Assemblywoman Addie Russell (D-Theresa) will announce new legislation she is sponsoring, the School Funding Equity Act, at a news conference in Watertown Friday.

The equitable funding of school districts around the state has become a rallying cry for North Country educators and parents have seen their districts’ state funding reduced in recent years.

This year, even more cuts to staff and programs will be required on top of what has already been eliminated, while, critics charge, wealthier suburban school districts continue to receive levels of funding that have not required much in the way of sacrifice from them.

“I think we all realize this is a very important year to make meaningful change,” said Russell at a Jan. 3 meeting at Canton Central School where state legislators were invited to talk about the situation.

“But we can’t just go out and say ‘Spend Money.’ We can’t spend much more, but we can reallocate it,” Russell said.

Russell has revealed no details of her plan yet.

However, the issue has been much discussed in the North Country before and since Gov.
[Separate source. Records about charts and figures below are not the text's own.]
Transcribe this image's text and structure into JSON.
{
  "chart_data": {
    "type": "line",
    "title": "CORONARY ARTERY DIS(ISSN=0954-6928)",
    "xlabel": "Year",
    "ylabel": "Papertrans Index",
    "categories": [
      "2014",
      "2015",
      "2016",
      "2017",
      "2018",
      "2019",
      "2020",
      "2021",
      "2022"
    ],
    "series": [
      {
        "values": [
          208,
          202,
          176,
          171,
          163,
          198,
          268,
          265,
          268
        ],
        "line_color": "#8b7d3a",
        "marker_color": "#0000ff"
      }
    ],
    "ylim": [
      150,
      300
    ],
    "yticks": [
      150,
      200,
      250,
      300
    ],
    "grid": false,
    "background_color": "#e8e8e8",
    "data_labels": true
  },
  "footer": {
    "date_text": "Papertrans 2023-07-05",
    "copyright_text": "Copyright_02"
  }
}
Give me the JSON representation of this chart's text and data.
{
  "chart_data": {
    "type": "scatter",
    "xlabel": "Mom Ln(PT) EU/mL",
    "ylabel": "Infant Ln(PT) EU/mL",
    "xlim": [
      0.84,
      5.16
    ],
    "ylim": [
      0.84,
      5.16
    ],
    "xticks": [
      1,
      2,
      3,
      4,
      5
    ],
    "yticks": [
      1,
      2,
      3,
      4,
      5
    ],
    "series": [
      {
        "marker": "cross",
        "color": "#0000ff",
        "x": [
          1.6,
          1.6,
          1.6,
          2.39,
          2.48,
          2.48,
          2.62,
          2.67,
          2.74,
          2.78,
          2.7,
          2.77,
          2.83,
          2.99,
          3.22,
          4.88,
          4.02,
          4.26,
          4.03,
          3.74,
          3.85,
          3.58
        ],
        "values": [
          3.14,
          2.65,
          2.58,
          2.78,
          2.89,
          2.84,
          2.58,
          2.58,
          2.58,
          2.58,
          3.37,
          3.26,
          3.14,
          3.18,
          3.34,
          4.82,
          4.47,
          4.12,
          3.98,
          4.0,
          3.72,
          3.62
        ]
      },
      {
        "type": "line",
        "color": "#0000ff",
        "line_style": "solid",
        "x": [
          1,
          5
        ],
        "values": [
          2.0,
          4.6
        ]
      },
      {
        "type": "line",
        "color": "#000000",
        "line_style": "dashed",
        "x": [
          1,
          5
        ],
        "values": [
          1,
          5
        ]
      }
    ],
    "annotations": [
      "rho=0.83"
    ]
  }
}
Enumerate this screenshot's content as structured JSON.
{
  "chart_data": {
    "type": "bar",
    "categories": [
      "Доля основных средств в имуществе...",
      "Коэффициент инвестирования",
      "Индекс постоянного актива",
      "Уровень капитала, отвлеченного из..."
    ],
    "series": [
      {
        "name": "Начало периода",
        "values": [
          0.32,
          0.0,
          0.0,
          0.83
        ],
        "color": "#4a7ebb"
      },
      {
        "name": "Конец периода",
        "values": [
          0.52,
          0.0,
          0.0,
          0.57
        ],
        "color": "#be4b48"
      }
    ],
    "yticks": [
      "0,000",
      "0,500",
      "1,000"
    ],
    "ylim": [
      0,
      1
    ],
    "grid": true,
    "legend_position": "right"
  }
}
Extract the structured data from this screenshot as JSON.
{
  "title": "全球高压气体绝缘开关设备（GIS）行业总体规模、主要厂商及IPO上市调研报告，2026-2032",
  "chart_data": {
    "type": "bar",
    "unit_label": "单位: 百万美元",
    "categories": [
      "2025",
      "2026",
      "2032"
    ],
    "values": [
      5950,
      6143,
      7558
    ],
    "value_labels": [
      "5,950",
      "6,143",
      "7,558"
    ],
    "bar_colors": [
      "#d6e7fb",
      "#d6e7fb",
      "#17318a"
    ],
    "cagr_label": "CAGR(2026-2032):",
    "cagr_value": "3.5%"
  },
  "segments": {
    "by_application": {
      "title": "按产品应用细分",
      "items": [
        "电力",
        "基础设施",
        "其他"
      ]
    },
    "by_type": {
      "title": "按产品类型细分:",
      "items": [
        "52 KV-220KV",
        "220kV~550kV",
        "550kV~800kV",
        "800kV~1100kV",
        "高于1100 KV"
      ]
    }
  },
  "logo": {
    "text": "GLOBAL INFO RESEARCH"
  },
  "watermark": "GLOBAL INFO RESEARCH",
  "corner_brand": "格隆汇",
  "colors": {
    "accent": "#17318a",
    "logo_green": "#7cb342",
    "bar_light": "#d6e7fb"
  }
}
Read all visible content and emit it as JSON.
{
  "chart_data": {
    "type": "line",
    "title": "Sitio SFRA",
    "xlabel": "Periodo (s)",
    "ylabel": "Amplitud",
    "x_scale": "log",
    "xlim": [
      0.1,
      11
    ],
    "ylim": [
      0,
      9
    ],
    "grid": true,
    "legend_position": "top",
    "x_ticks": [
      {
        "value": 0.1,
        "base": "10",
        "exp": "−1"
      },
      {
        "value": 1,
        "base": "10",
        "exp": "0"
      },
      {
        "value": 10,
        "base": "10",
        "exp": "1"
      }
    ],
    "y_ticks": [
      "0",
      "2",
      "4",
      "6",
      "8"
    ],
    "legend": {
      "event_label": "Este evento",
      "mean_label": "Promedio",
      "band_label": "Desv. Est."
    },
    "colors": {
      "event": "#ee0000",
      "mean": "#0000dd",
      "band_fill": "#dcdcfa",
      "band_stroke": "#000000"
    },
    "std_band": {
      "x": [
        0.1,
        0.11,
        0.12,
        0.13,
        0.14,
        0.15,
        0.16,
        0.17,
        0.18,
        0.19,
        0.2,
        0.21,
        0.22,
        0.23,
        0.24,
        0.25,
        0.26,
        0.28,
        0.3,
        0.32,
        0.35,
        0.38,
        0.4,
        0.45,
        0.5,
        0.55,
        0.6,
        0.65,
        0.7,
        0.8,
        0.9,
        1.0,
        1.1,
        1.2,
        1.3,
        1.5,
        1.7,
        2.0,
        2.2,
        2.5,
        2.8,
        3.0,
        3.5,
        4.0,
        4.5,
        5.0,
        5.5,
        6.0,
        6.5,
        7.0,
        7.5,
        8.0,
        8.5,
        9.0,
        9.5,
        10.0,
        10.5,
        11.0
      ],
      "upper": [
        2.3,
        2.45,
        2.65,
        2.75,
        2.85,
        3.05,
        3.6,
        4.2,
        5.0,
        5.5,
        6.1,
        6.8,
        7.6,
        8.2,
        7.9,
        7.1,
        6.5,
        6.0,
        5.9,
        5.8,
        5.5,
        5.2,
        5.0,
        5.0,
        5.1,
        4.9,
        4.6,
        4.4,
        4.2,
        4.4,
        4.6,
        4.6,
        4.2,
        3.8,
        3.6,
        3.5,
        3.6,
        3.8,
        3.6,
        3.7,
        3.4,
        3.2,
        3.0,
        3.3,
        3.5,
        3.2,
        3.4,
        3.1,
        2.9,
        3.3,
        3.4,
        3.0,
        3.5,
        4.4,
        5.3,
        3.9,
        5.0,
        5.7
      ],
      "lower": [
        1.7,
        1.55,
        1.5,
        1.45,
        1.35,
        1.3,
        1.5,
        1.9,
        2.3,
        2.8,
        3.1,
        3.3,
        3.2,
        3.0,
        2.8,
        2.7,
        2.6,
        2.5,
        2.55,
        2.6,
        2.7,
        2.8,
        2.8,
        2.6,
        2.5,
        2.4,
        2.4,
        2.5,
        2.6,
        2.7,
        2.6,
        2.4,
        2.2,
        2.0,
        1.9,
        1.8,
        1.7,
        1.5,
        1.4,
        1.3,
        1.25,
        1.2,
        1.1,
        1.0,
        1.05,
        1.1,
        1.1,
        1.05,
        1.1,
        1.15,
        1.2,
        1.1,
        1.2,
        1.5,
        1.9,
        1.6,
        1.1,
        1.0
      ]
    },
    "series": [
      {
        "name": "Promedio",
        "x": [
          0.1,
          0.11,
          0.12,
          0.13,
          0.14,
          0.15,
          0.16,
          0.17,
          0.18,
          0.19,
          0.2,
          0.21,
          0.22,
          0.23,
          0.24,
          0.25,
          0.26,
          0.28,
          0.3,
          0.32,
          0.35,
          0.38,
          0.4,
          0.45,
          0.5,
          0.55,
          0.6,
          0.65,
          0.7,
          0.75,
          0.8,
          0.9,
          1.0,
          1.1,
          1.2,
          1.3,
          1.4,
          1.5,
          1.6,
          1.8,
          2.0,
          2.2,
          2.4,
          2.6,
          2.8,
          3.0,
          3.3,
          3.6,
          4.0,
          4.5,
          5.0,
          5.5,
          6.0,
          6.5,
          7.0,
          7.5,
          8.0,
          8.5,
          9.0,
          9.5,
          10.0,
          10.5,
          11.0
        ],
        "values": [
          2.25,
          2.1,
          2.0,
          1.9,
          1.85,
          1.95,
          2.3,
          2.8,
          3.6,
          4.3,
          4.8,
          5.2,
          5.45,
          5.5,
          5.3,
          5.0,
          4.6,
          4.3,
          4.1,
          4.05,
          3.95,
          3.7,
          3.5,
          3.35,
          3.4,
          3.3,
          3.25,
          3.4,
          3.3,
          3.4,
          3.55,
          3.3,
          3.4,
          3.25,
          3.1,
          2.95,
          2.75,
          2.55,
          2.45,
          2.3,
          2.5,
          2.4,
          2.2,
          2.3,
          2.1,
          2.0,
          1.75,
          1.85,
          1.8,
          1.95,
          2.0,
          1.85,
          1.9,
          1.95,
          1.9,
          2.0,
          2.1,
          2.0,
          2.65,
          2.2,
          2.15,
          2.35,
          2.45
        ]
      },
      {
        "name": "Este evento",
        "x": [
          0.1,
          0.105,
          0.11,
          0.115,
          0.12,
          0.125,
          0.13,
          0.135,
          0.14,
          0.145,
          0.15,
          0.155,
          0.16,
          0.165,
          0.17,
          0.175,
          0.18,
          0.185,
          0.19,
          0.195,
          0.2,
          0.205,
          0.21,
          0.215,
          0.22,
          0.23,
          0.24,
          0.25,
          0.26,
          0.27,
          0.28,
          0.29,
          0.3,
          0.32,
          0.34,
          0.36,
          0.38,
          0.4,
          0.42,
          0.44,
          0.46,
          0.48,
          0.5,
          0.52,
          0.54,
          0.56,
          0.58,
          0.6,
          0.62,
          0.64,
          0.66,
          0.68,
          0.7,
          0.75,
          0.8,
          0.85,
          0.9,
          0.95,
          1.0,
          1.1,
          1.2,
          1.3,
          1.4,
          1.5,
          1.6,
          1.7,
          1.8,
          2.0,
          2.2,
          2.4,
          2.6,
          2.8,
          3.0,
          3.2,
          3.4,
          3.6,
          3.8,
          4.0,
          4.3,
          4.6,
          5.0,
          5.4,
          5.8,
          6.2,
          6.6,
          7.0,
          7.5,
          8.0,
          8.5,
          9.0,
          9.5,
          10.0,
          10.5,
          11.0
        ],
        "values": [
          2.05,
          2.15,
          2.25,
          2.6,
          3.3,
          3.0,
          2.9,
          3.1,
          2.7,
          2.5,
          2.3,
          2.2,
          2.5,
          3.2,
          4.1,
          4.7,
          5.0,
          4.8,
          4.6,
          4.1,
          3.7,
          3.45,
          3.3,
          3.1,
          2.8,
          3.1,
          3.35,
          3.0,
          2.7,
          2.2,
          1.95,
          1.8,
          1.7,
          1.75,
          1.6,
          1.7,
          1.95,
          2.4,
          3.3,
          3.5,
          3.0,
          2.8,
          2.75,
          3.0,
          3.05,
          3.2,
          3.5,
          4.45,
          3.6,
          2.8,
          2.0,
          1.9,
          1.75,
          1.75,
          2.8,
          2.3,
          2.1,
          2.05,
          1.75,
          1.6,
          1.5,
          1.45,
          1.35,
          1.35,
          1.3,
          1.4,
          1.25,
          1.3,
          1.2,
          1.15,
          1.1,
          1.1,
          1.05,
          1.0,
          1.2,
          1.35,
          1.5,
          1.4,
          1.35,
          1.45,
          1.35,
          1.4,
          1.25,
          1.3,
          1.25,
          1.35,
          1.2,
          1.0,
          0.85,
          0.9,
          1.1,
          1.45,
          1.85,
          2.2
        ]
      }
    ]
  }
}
Andrew Cuomo delivered his budget message earlier this month.

Many school administrators and parents say Cuomo did not address the concerns of school districts in St. Lawrence County and around the state that believe they are nearing financial bankruptcy and will be unable to deliver the level of education they are obliged to provide.

At the Jan. 3 panel in Canton, which included Assemblyman Marc Butler (R-Newport) and Sen. Patty Ritchie (R-Heuvelton), participants agreed that if anything significant is going to happen to help North Country schools this year, it has to be worked out in the state budget,

Russell and Butler agreed that the long term solution to the problem is to get the current school aid formula changed through legislation, but considering the workings of the two legislative bodies and the interests of legislators whose districts include schools who could lose funding under a new formula, it will not be an easy task.

“Other school districts will have to feel a little bit of the pain we’re feeling here,” Russell said. “Some of those school districts have not had to make any program cuts. They should not expect the same level of funding they have been getting.”